Un par de semanas atrás, en una de esas mañanas que se presume igual que cualquier otra, Simón hizo que se nos atragantara el desayuno al anunciar que se marchaba a trabajar con Mario. De nuevo el proceso se puso en marcha: las notas de adiós, las fiestas de despedida y los buenos deseos para el futuro. Otra vez la incertidumbre sobre el futuro de los que se quedan.
Para mí Simón siempre será el jefe que no parecía un jefe. En todo momento se mostraba informal y accesible, tanto con sus subordinados como con sus superiores. Posee un importante capital intelectual, fruto de su perspicacia y curiosidad natural. Su personalidad es una extraña mezcla de friki, geek, señor jubilado y adolescente de diecisiete años. Aún me choca verle con sus hijas pequeñas, ser testigo de cómo ese fumador empedernido aficionado a los cómics, salaz, sardónico y bromista, a quien he visto preso de los vapores etílicos en más de una ocasión, se desenvuelve tan bien con los cachorros. Adicto a reddit, su vasto conocimiento de la cultura popular y formal le hacían casi imbatible en el Triviados. Él fue quien me descubrió a Alain de Botton y me recomendó leer a Bertrand Russell (ahora uno de mis filósofos favoritos), a la par que me indicaba algunos blogs interesantes (y alguno prescindible). En todo este tiempo invariablemente ha tolerado mi presencia sin signos visibles de fastidio y me ha aportado su sensato punto de vista por muy estúpida o banal que fuera la pregunta que le estaba planteando.
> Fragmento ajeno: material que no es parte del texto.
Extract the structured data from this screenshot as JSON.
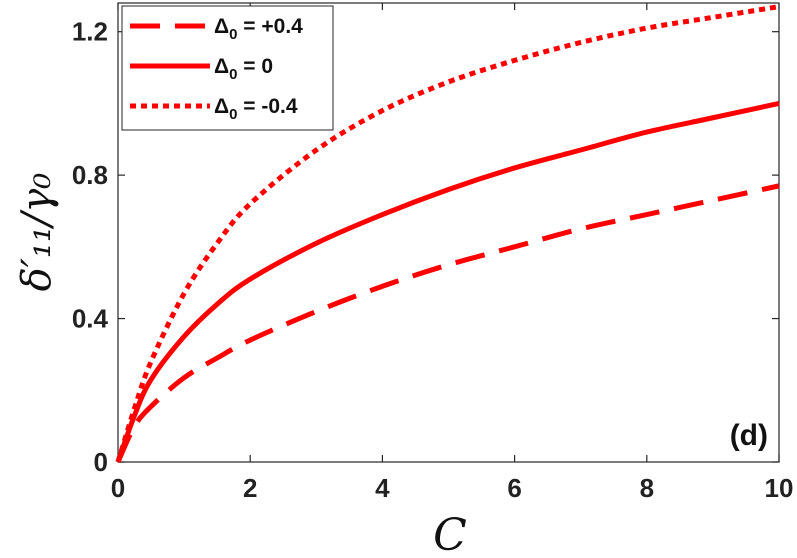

Igual que para con Mario, no siento por Simón otra que cosa que admiración, envidia y gratitud.
En los días posteriores a la noticia de la marcha noté en el ambiente una sensación de eso que los periodistas deportivos gustan en llamar «fin de ciclo». Me pareció que por la cabeza de todos rondaba la misma idea acerca de que esto era de alguna manera el final de nuestro camino laboral conjunto, de que la situación solo puede empeorar y ha llegado la hora de separarnos en busca de pastos más verde (si acaso los hay). Una compañera llegó a preguntarse en voz alta cuántos del grupo seguirían trabajando aquí el año que viene. Nadie dijo nada. Como esto no es una serie de televisión y los flash forwards no son factibles, habrá que esperar para verlo.
«Sin cambio no hay progreso», me dijo Simón en una de nuestras últimas conversaciones a la hora del cigarro. Reto aceptado.